Posts Tagged ‘Legacy buffalo grass’

I’ll say it: the Colorado Rockies are playing on the wrong type of grass.  As October knocks on the door and the regular season winds down, the boys of summer need something better, something to focus their resolve, something inspiring.  They need…

Buffalo grass. 

Before the turfies and sports field managers rise up in protest, let me explain:  I know that bluegrass, the turf of choice in Coors Field, is durable and perfect for the pounding baseball dishes out.  It recovers quickly, takes traffic, and looks darned good mowed to within an inch of its life.

Buffalo grass doesn’t.

 But these are desperate times; our team is a hair’s breadth away from winning – or losing – the wildcard slot in the playoffs.  Such times call for desperate measures, which is why Buchloë dactyloides (buffalo grass) is the answer.

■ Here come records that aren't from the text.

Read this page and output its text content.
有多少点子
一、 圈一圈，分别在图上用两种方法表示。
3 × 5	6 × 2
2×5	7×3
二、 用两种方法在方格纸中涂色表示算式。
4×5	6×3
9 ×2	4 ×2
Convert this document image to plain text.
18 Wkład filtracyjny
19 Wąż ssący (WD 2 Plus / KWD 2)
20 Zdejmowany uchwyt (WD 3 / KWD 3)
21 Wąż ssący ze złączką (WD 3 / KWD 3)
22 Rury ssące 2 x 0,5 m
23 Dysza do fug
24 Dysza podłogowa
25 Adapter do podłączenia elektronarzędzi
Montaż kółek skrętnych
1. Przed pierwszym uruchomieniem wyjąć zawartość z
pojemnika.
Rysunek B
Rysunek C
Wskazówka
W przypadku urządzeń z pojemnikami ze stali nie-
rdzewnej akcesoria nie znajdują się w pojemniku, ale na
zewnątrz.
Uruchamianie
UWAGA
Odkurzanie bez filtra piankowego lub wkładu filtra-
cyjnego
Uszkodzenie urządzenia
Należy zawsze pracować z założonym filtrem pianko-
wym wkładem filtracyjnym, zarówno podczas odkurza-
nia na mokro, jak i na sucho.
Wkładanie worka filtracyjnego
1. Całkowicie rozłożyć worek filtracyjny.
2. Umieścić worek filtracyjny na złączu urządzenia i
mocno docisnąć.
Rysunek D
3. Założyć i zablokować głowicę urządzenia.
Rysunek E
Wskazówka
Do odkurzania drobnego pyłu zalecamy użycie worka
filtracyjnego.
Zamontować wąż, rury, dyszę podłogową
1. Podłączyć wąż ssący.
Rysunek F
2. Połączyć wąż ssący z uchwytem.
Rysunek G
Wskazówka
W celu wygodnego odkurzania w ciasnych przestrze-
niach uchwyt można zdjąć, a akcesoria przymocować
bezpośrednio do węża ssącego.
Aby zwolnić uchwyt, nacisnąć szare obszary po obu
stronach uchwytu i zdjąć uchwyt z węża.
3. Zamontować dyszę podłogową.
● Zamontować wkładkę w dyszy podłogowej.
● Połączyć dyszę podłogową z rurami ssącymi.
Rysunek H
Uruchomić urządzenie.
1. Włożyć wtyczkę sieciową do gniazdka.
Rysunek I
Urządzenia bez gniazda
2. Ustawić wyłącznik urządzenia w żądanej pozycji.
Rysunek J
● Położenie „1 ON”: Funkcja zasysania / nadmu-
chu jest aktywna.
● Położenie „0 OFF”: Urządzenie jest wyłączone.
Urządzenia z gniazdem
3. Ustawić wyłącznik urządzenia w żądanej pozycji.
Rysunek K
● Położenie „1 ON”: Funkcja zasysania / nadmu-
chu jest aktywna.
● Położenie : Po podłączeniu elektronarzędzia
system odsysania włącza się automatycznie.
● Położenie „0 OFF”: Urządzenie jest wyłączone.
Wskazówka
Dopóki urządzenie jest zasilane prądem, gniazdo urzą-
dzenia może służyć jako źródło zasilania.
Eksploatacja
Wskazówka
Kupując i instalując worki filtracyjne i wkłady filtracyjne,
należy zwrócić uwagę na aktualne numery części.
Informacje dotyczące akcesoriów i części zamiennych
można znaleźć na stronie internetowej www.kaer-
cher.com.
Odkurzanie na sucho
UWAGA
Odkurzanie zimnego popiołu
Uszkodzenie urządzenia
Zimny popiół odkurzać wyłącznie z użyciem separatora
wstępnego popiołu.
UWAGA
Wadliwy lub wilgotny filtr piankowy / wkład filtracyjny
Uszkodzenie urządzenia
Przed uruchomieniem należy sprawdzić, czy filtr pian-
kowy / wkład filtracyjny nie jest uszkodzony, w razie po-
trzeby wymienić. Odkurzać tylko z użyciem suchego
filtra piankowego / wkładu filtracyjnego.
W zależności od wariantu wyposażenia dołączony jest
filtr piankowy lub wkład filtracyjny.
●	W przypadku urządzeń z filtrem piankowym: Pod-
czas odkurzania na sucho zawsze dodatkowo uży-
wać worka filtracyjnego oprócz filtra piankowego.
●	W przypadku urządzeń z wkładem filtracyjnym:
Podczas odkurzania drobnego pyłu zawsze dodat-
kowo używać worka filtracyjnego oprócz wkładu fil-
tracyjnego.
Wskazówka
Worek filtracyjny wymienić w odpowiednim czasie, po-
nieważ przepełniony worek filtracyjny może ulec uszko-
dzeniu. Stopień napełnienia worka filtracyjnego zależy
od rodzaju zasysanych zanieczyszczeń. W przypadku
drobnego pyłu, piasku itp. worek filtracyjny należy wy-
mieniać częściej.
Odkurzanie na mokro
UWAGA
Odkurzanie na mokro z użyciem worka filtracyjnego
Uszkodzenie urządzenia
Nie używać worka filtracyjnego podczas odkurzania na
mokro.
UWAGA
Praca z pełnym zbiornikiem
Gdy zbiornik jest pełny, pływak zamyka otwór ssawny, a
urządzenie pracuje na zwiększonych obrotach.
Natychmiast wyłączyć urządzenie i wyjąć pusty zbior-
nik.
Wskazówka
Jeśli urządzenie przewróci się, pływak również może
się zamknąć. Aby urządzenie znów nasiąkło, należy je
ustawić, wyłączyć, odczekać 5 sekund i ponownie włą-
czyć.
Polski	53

 But not just any buffalo grass, what we need is Legacy, a northern variety that changes color in the fall before going dormant.  As the temperatures cool to nights below 40 degrees F, Legacy turns purple, just the thing needed to boost our Blake Street Bombers’ confidence. 

 Imagine the gasps of the crowd and the pride of the players as they see the field, mowed lilac-and-plum in a checkerboard pattern.  Any visiting team would be stunned by the sight, giving the Rockies an edge in the game.

 Should the Rockies insist on both durability as well as a beacon of hope, a compromise could be made by seeding buffalo grass in the shape of the logo into the outfield.  As fall moves in, the unveiling of the huge “CR” would become one of the wonders of the state.

Not all buffalo grass does this.  Southern types, bred to perform best where they grow year-round, don’t harden off for winter dormancy, which is what gives the northern varieties their color.  Instead, southern types such as 609 or Prairie are shocked by winter’s kiss, going from green to brown in an evening. 

These aren’t as hardy here in Colorado, and our turf specialist – Dr. Tony Koski of Colorado State University – doesn’t recommend using them here.  Look for the northerns for your lawn, he says, “they’re smart enough, so to speak, to go dormant for surviving winter nights.”  In his fact sheet on buffalo grass lawns, Koski recommends  Legacy, Prestige and Turffalo.

If you’re not into plummy tones in your landscape, good news: not all of them go purple.  Football fans will be thrilled to learn that they can have their lawn display their loyalty to the Denver Broncos by turning a striking orange just as the gridiron gladiators get their season underway.

Be aware that the intensity of the color depends on the care the grass receives in summer, primarily watering.  Most people don’t water buffalo grass, says Koski, so don’t get the rich fall colors that make this grass a beautiful addition to the yard. 

Yet buffalo grass doesn’t take traffic, so places where kids, dogs, and baseball players frequent should have a different turf.  If you plan to convert your lawn, remember the time to do this is mid-May or early June.

For now, with only five games left to clinch a playoff spot, we’ll have to put up with bluegrass to carpet the field, and dream of purple grass along with the pennant.